Sir James pushed his chair back.
“I did it, of course, for a special reason,” he said, sharply. “I hope I have given you cause to change your mind.”
She shook her head slowly.
“What have you proved to me? That Mrs. Sparling’s crime was not so hideous as some of us supposed?—that she did not fall to the lowest depths of all?—and that she endured great provocation? But could anything really be more vile than the history of those weeks of excitement and fraud?—of base yielding to temptation?—of cruelty to her husband and child?—even as you have told it? Her conduct led directly to adultery and violence. If, by God’s mercy, she was saved from the worst crimes imputed to her, does it make much difference to the moral judgment we must form?”
He looked at her in amazement.
“No difference!—between murder and a kind of accident?—between adultery and fidelity?”

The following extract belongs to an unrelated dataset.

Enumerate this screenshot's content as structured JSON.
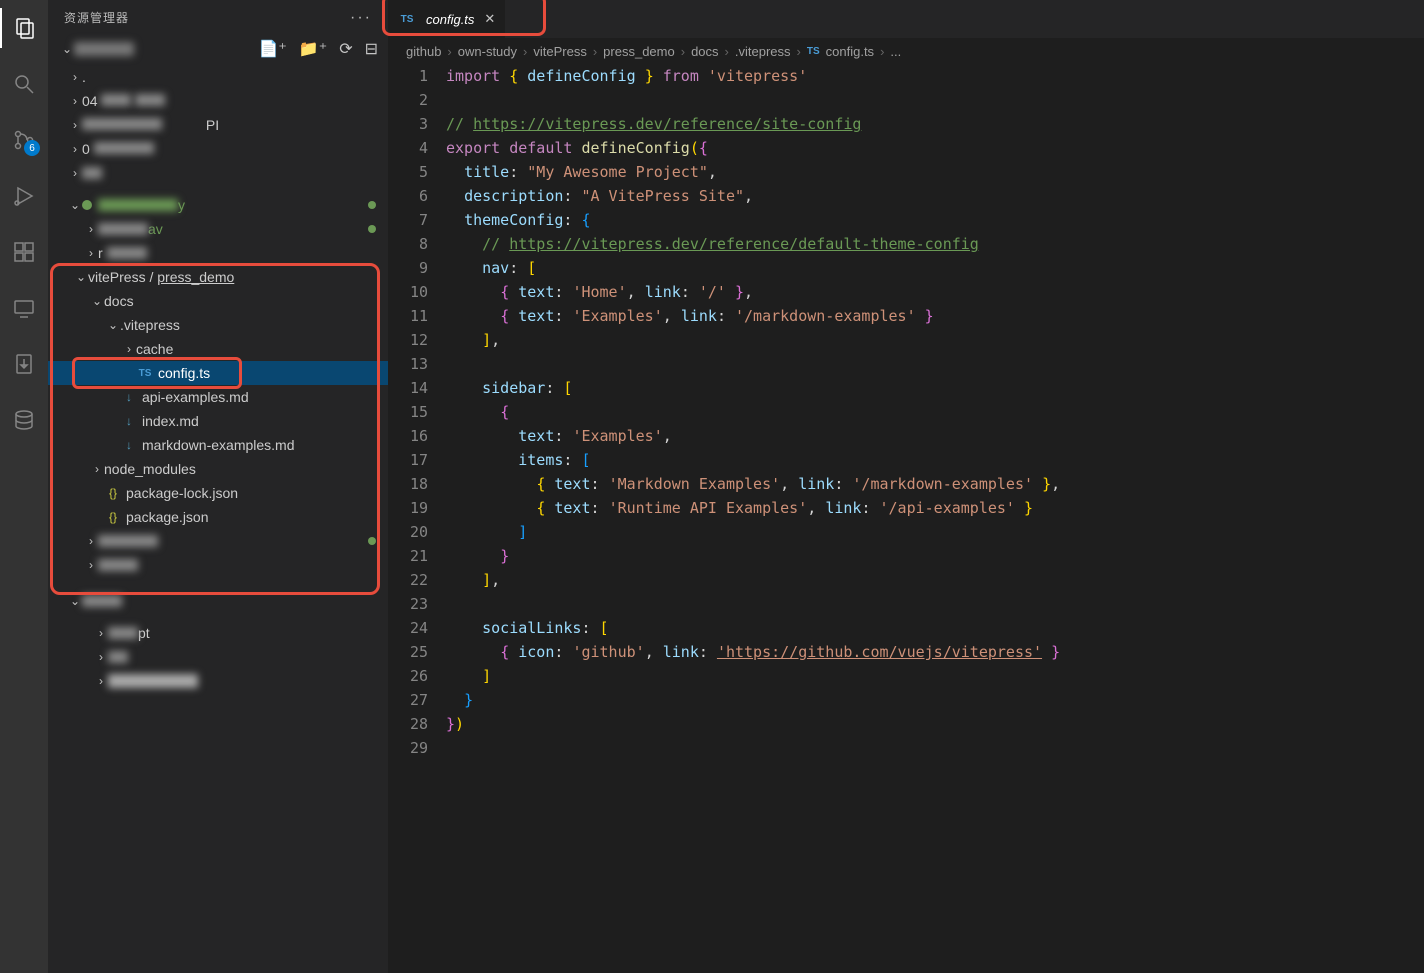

Lady Lucy hesitated—then resumed, with stubbornness: “You put it—like an advocate. But look at the indelible facts—look at the future. If my son married the daughter of such a woman and had children, what must happen? First of all, could he, could any one, be free from the dread of inherited lawlessness and passion? A woman does not gamble, steal, and take life in a moment of violence without some exceptional flaw in temperament and will, and we see again and again how such flaws reappear in the descendants of weak and wicked people. Then again—Oliver must renounce and throw away all that is implied in family memories and traditions. His wife could never speak to her children and his of her own mother and bringing up. They would be kept in ignorance, as she herself was kept, till the time came that they must know. Say what you will, Juliet Sparling was condemned to death for murder in a notorious case—after a trial which also branded her as a thief. Think of a boy at Eton or Oxford—a girl in her first youth—hearing for the first time—perhaps in some casual way—the story of the woman whose blood ran in theirs!—What a cloud on a family!—what a danger and drawback for young lives!”